Ma Tajani ha avuto un ruolo fondamentale anche nella gestione del caso di Patrick Zaki, che è potuto tornare a studiare a Bologna dopo anni di detenzione al Cairo, e nel caso di Ilaria Salis, pur prendendosi giorni di critiche per la lentezza con cui la nostra diplomazia ha ottenuto che alla ragazza venissero garantite condizioni di detenzioni migliori, che ora sono finalmente arrivate.

E pensare che, alla morte di Silvio Berlusconi, in molti avrebbero scommesso sulla fine di Forza Italia, in quanto partito personale «nato con il suo fondatore e che morirà con lui». Eppure, Forza Italia è viva ( e Renzi non è ancora riuscito a far nascere Forza Italia viva). E secondo i sondaggi potrebbero addirittura scavalcare la Lega alle prossime Europee, sfondando la doppia cifra. Sarebbe non una vittoria ma un trionfo per gli azzurri, che nei mesi peggiori della malattia del Cavaliere, hanno toccato cifre che difficilmente facevano pensare a una sopravvivenza. Eppure Tajani ha saputo raccogliere l’eredità politica di Berlusconi, che di lui disse «non ha mai sbagliato una dichiarazione in vita sua» e, da principe, diventare re. Destino beffardo, per chi, come il ministro degli Esteri, in gioventù è stato esponente di spicco del Fronte monarchico giovanile.
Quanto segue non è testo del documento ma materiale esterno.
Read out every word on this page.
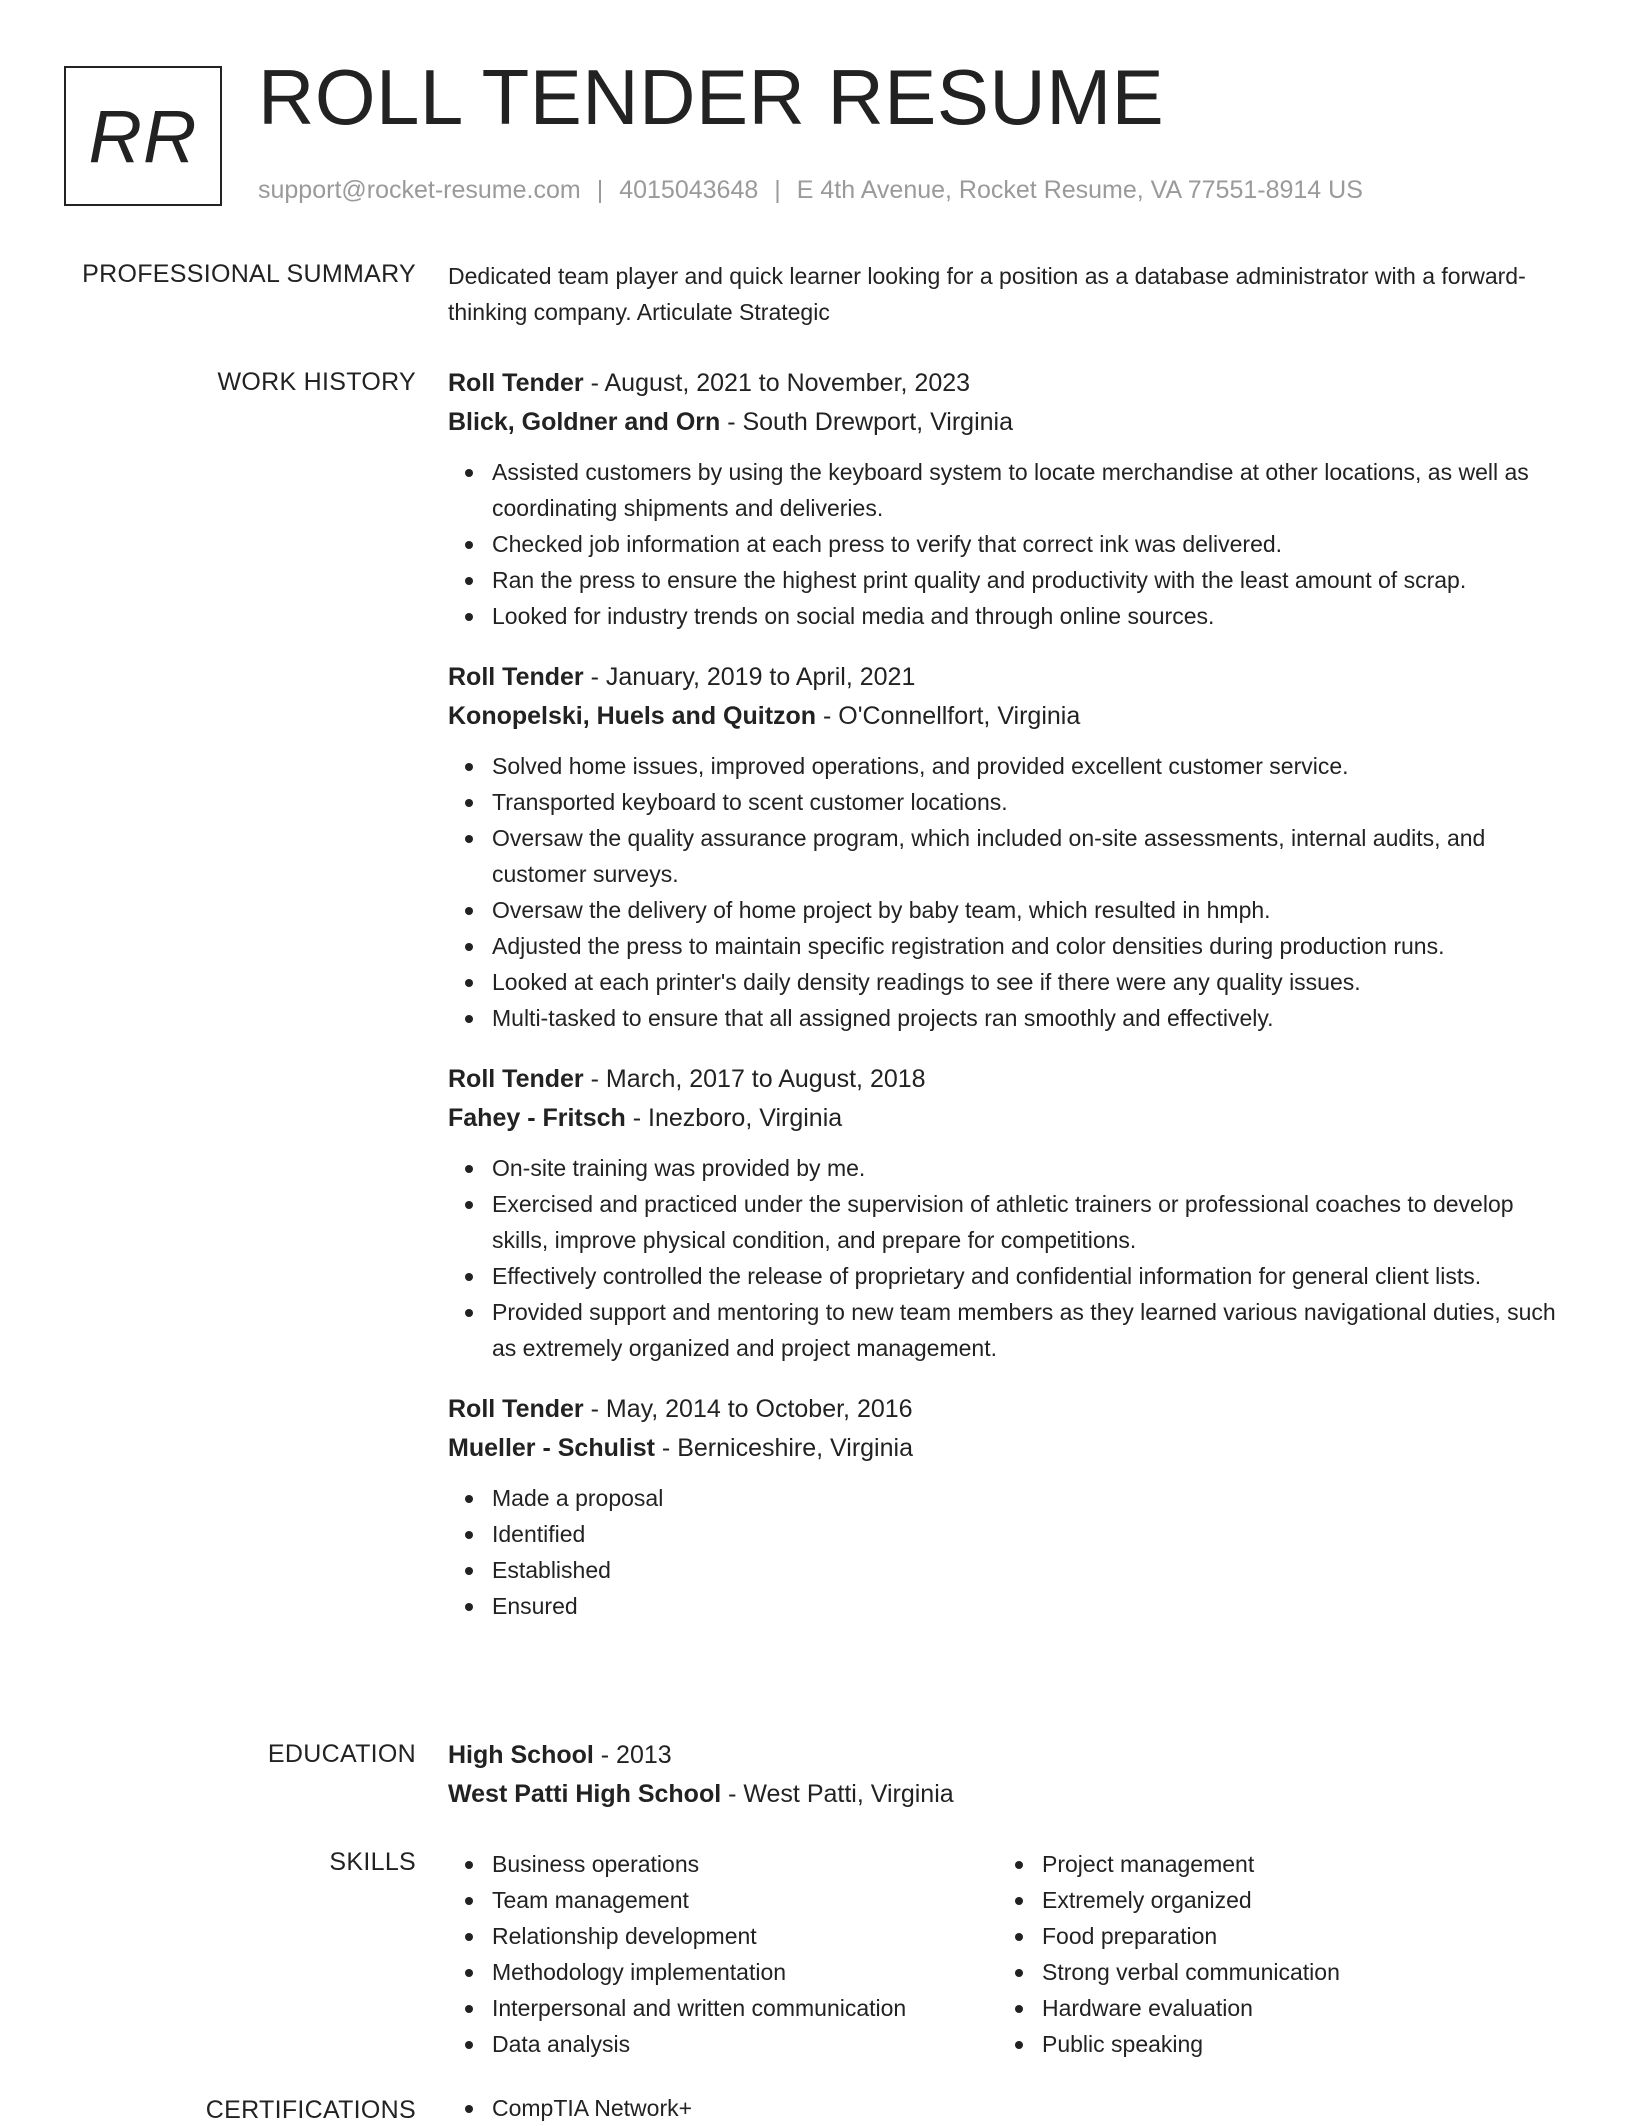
RR ROLL TENDER RESUME
support@rocket-resume.com | 4015043648 | E 4th Avenue, Rocket Resume, VA 77551-8914 US
PROFESSIONAL SUMMARY Dedicated team player and quick learner looking for a position as a database administrator with a forward-thinking company. Articulate Strategic

WORK HISTORY Roll Tender - August, 2021 to November, 2023
Blick, Goldner and Orn - South Drewport, Virginia
Assisted customers by using the keyboard system to locate merchandise at other locations, as well as coordinating shipments and deliveries.
Checked job information at each press to verify that correct ink was delivered.
Ran the press to ensure the highest print quality and productivity with the least amount of scrap.
Looked for industry trends on social media and through online sources.
Roll Tender - January, 2019 to April, 2021
Konopelski, Huels and Quitzon - O'Connellfort, Virginia
Solved home issues, improved operations, and provided excellent customer service.
Transported keyboard to scent customer locations.
Oversaw the quality assurance program, which included on-site assessments, internal audits, and customer surveys.
Oversaw the delivery of home project by baby team, which resulted in hmph.
Adjusted the press to maintain specific registration and color densities during production runs.
Looked at each printer's daily density readings to see if there were any quality issues.
Multi-tasked to ensure that all assigned projects ran smoothly and effectively.
Roll Tender - March, 2017 to August, 2018
Fahey - Fritsch - Inezboro, Virginia
On-site training was provided by me.
Exercised and practiced under the supervision of athletic trainers or professional coaches to develop skills, improve physical condition, and prepare for competitions.
Effectively controlled the release of proprietary and confidential information for general client lists.
Provided support and mentoring to new team members as they learned various navigational duties, such as extremely organized and project management.
Roll Tender - May, 2014 to October, 2016
Mueller - Schulist - Berniceshire, Virginia
Made a proposal
Identified
Established
Ensured
EDUCATION High School - 2013
West Patti High School - West Patti, Virginia
SKILLS	Business operations
Team management
Relationship development
Methodology implementation
Interpersonal and written communication
Data analysis
Project management
Extremely organized
Food preparation
Strong verbal communication
Hardware evaluation
Public speaking
CERTIFICATIONS	CompTIA Network+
Prima, certo di intraprendere la carriera giornalistica da cronista parlamentare, e poi direttore del Gr1 e collaboratore per dieci anni niente meno che di Indro Montanelli. Fino all’arrivo in politica, “folgorato” da Berlusconi, al quale è rimasto saldamente fianco a fianco tra la fine degli anni ’ 90 e gli inizi dei duemila, poi e capace di ritagliarsi un ruolo di primo piano tra i palazzi delle istituzioni Europee, prima come commissario (Trasporti prima, Industria poi), e poi come presidente del Parlamento europeo. Il punto più alto della sua carriera, almeno fino all’avvento del governo Meloni. Del quale Tajani è espressione di quel centro «riformista, liberale, cristiano e liberale» che tanto piaceva a Berlusconi, pur nella difficoltà, che il cavaliere non ha mai avuto nei suoi governi, di convivere da terzo partner della coalizione.

Eppure Tajani ha saputo porsi come terza via nella lotta a destra tra Salvini e Meloni, facendo della giustizia il cavallo di battaglia di Forza Italia. Prima sostenendo il ddl Nordio, poi lottando per una riforma delle intercettazioni e del processo civile. L’obiettivo finale, si sa, è quella che vine considerata come l’approdo naturale di questa legislatura, almeno stando ai desiderata di Forza Italia: la separazione delle carriere. Solo a quel punto Tajani potrà dire di aver portato a termine uno dei progetti più sentiti di Silvio Berlusconi.